My general research interests are within the area of text information management. Text information, notably the various types of online information, is continuously produced everywhere in every possible way. The dramatic growth of text information has brought changes to many aspects of one's daily life. Even in our own research, online text information, such as scientific literature and technical wiki, is becoming increasingly useful. Search engines, as the most useful tools to help users find and access text information, have already made a huge impact in the real world. However, many challenges remain to be solved to make search more accurate, efficient, intelligent, and to go beyond search to discover, analyze, and summarize useful knowledge from the information found. Thus, there is an urgent need to develop more powerful tools to manage and make use of large-scale text information.

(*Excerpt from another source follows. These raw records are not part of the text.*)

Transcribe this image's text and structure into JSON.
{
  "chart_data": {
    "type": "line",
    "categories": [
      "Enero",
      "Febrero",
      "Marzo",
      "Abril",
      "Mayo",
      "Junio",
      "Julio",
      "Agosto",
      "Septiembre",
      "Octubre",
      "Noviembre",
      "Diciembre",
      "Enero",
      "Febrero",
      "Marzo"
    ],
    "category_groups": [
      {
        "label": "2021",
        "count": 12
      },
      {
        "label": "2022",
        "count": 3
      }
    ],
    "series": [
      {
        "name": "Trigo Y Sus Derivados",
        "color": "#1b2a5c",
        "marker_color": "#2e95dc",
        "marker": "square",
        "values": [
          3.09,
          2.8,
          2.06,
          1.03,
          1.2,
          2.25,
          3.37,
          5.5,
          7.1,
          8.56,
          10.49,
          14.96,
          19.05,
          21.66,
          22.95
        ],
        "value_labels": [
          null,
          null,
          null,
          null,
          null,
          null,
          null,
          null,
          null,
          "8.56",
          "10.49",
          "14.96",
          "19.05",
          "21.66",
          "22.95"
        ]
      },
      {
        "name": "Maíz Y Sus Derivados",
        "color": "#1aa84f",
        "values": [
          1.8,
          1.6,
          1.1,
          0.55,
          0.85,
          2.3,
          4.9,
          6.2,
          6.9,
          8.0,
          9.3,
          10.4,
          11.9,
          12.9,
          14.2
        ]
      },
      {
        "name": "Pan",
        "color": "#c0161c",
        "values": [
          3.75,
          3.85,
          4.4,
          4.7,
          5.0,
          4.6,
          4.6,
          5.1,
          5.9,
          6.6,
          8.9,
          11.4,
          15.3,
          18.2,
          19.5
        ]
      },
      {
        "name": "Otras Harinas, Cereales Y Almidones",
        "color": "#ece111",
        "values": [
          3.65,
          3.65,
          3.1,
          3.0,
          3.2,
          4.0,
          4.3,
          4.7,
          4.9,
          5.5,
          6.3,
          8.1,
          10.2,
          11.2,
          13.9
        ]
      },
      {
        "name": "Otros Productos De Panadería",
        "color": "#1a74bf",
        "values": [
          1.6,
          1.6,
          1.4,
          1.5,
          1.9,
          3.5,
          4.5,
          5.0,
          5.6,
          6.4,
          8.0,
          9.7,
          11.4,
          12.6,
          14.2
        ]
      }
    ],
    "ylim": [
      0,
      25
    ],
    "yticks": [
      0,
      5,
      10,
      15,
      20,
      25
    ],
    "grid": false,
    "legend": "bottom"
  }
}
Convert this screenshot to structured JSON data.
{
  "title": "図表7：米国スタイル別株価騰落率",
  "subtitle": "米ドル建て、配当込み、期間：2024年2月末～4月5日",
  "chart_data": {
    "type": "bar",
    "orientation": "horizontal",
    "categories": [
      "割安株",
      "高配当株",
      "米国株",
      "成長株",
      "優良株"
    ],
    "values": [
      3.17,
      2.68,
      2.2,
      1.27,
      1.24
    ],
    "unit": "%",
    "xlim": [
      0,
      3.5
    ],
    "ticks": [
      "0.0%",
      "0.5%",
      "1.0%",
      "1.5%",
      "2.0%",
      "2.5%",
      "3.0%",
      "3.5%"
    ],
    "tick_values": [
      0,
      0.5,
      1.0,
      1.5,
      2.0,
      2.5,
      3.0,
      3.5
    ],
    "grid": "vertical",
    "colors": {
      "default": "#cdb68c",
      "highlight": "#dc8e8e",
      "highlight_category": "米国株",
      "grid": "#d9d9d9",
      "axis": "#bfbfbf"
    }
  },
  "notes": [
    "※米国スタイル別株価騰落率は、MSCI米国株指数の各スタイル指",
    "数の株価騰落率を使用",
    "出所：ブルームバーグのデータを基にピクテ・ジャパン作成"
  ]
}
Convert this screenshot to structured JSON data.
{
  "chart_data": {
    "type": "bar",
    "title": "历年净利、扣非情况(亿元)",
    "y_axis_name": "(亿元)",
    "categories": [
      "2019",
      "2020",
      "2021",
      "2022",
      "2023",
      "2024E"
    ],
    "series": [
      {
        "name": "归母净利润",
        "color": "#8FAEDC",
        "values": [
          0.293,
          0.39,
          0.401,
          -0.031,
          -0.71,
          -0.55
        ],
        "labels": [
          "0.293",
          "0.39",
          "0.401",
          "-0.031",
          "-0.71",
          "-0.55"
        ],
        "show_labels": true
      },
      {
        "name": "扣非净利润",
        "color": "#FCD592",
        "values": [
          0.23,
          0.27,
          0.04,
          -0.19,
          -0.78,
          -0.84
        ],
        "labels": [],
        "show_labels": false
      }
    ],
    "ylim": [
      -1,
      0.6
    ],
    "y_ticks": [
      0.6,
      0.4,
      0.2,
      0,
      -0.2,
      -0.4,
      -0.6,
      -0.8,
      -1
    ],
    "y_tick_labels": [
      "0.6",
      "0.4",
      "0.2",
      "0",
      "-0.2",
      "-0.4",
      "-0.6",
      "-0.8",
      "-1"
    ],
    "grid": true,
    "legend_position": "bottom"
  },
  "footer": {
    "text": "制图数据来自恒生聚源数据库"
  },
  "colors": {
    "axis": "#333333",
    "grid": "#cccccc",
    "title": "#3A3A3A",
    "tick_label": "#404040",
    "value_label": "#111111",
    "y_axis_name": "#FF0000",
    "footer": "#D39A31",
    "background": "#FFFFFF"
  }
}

The goal of my research is to develop both principled methodologies and innovative applications for automatically processing, managing, accessing, analyzing, discovering knowledge from, and summarizing large-scale text information. On a larger scope, this can be generalized to any symbolic information. Various disciplines are playing important roles along this research pipeline, including natural language processing, database management, information retrieval, and data mining, with machine learning and statistical models serving as a solid theoretical foundation. Thus I have been collaborating with researchers in many of these areas. My solid academic training and industry internship experiences have influenced me to develop a research methodology that emphasizes both theoretical principles and practical applications. My intern experiences with Microsoft Research and Yahoo! Research have taught me the importance of motivating my research to solve real-world problems that are valuable to common users, and evaluating my research results with large-scale real data and user judgements. In solving research problems, I appreciate principled approaches and often flexibly absorb and adapt ideas and techniques from multiple disciplines.